Trainer (Coqui-AI)
Trainer by Coqui-AI is a general-purpose model trainer for PyTorch, designed to be flexible for various deep learning tasks. It wraps common training patterns, including distributed training via Hugging Face Accelerate, making it suitable for quick experimentation and larger-scale projects. The library is in active development (v0.0.36) with frequent micro-releases addressing bugs and adding features.
Common errors
-
ModuleNotFoundError: No module named 'trainer'
cause The 'trainer' library is not installed or the current Python environment does not have it.fixEnsure the library is installed: `pip install trainer`. Verify you are running your script in the correct Python environment where `trainer` is installed. -
KeyError: 'output_path' (or similar for config keys)

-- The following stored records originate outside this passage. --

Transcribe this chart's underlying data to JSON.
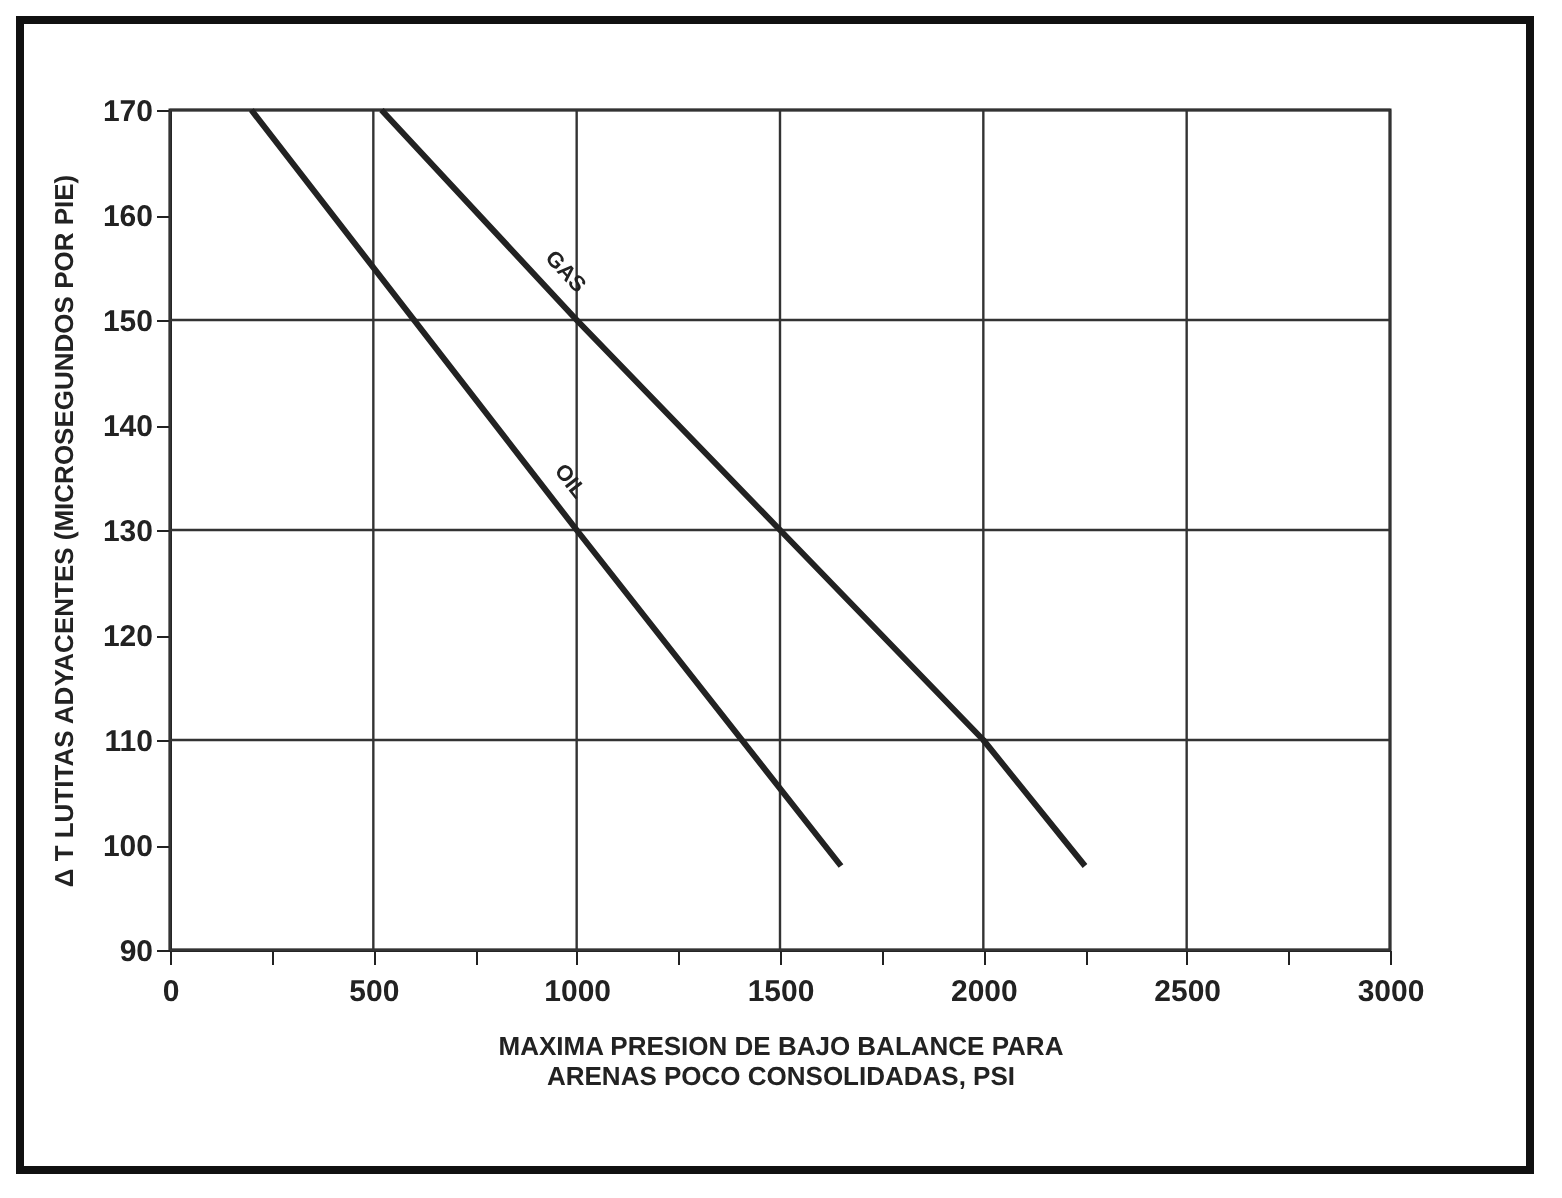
{
  "chart_data": {
    "type": "line",
    "xlabel": "MAXIMA PRESION DE BAJO BALANCE PARA\nARENAS POCO CONSOLIDADAS, PSI",
    "ylabel": "Δ T LUTITAS ADYACENTES (MICROSEGUNDOS POR PIE)",
    "series": [
      {
        "name": "OIL",
        "color": "#222222",
        "x": [
          200,
          1000,
          1650
        ],
        "values": [
          170,
          130,
          98
        ]
      },
      {
        "name": "GAS",
        "color": "#222222",
        "x": [
          520,
          1000,
          1500,
          2000,
          2250
        ],
        "values": [
          170,
          150,
          130,
          110,
          98
        ]
      }
    ],
    "xlim": [
      0,
      3000
    ],
    "ylim": [
      90,
      170
    ],
    "xticks": [
      0,
      {
        "value": 250,
        "label": null
      },
      500,
      {
        "value": 750,
        "label": null
      },
      1000,
      {
        "value": 1250,
        "label": null
      },
      1500,
      {
        "value": 1750,
        "label": null
      },
      2000,
      {
        "value": 2250,
        "label": null
      },
      2500,
      {
        "value": 2750,
        "label": null
      },
      3000
    ],
    "yticks": [
      90,
      100,
      110,
      120,
      130,
      140,
      150,
      160,
      170
    ],
    "grid": true,
    "marker": "none",
    "line_style": "solid"
  }
}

cause The `config` dictionary passed to the `Trainer` is missing essential keys required by the training loop, such as `output_path`, `epochs`, or `start_by_epochs`.fixReview the `Trainer`'s initialization requirements and ensure your `config` dictionary contains all necessary parameters. Refer to the library's examples for a minimal working configuration, and ensure all required keys for your desired training mode (e.g., `start_by_epochs` for epoch-based training) are present. -
RuntimeError: Expected all tensors to be on the same device, but found at least two devices (cpu and cuda:0)!
cause This is a common PyTorch error indicating that your model, data, or loss function are not all on the same computational device (e.g., CPU vs. CUDA). While `trainer` attempts to manage this, manual device placement or inconsistent data loading might cause conflicts.fixIf not using `accelerate` for multi-device handling, ensure your model and data loaders explicitly move tensors to the target device (e.g., `model.to('cuda')`, `data.to('cuda')`). If `accelerate` is in use, verify its configuration and avoid manual device placement that might override its logic.
Warnings
- breaking The `continue_path` (for resuming training from checkpoints) and `save_best_model` functionalities have undergone several reverts and fixes across versions v0.0.33, v0.0.34, and v0.0.35. This indicates potential instability and breaking changes in how checkpoints are handled or resumed.
- gotcha As a pre-1.0 library (currently v0.0.36), the API may evolve rapidly. Methods, arguments, or configurations might change without extensive deprecation warnings, leading to unexpected errors with minor version updates.
- gotcha Distributed training setups, which leverage `accelerate`, can be complex. Issues like 'distribute rank initialization' have been fixed (v0.0.32), suggesting that multi-GPU or distributed configurations might require careful setup and debugging.
Install
-
pip install trainer
Imports
- Trainer
import trainer
from trainer import Trainer
Quickstart
import torch
from torch import nn, optim
from torch.utils.data import DataLoader, Dataset
from trainer import Trainer
import os
# 1. Dummy Dataset
class DummyDataset(Dataset):
def __init__(self, num_samples=100, input_dim=10, output_dim=1):
self.X = torch.randn(num_samples, input_dim)
self.y = torch.randn(num_samples, output_dim)
def __len__(self):
return len(self.X)
def __getitem__(self, idx):
return self.X[idx], self.y[idx]
# 2. Dummy Model
class DummyModel(nn.Module):
def __init__(self, input_dim=10, output_dim=1):
super().__init__()
self.linear = nn.Linear(input_dim, output_dim)
def forward(self, x):
return self.linear(x)
# 3. Setup components
input_dim = 10
output_dim = 1
model = DummyModel(input_dim, output_dim)
optimizer = optim.Adam(model.parameters(), lr=0.001)
criterion = nn.MSELoss()
train_dataset = DummyDataset(num_samples=100, input_dim=input_dim, output_dim=output_dim)
eval_dataset = DummyDataset(num_samples=20, input_dim=input_dim, output_dim=output_dim)
dataloader_train = DataLoader(train_dataset, batch_size=4, shuffle=True)
dataloader_eval = DataLoader(eval_dataset, batch_size=4, shuffle=False)
# 4. Minimal Config (usually from argparse)
config = {
"output_path": "./trainer_quickstart_output",
"epochs": 2,
"start_by_epochs": True,
"print_step": 1,
"save_step": 1,
"eval_step": 1
}
# Ensure output path exists for trainer to save checkpoints/logs
os.makedirs(config["output_path"], exist_ok=True)
# 5. Initialize and run Trainer
trainer_instance = Trainer(
config=config,
model=model,
optimizer=optimizer,
criterion=criterion,
dataloader_train=dataloader_train,
dataloader_eval=dataloader_eval,
)
print(f"Starting training for {config['epochs']} epochs...")
trainer_instance.train_loop()
print("Training finished.")
# Output files will be created in ./trainer_quickstart_output
# In a real application, you might add cleanup or more complex logging.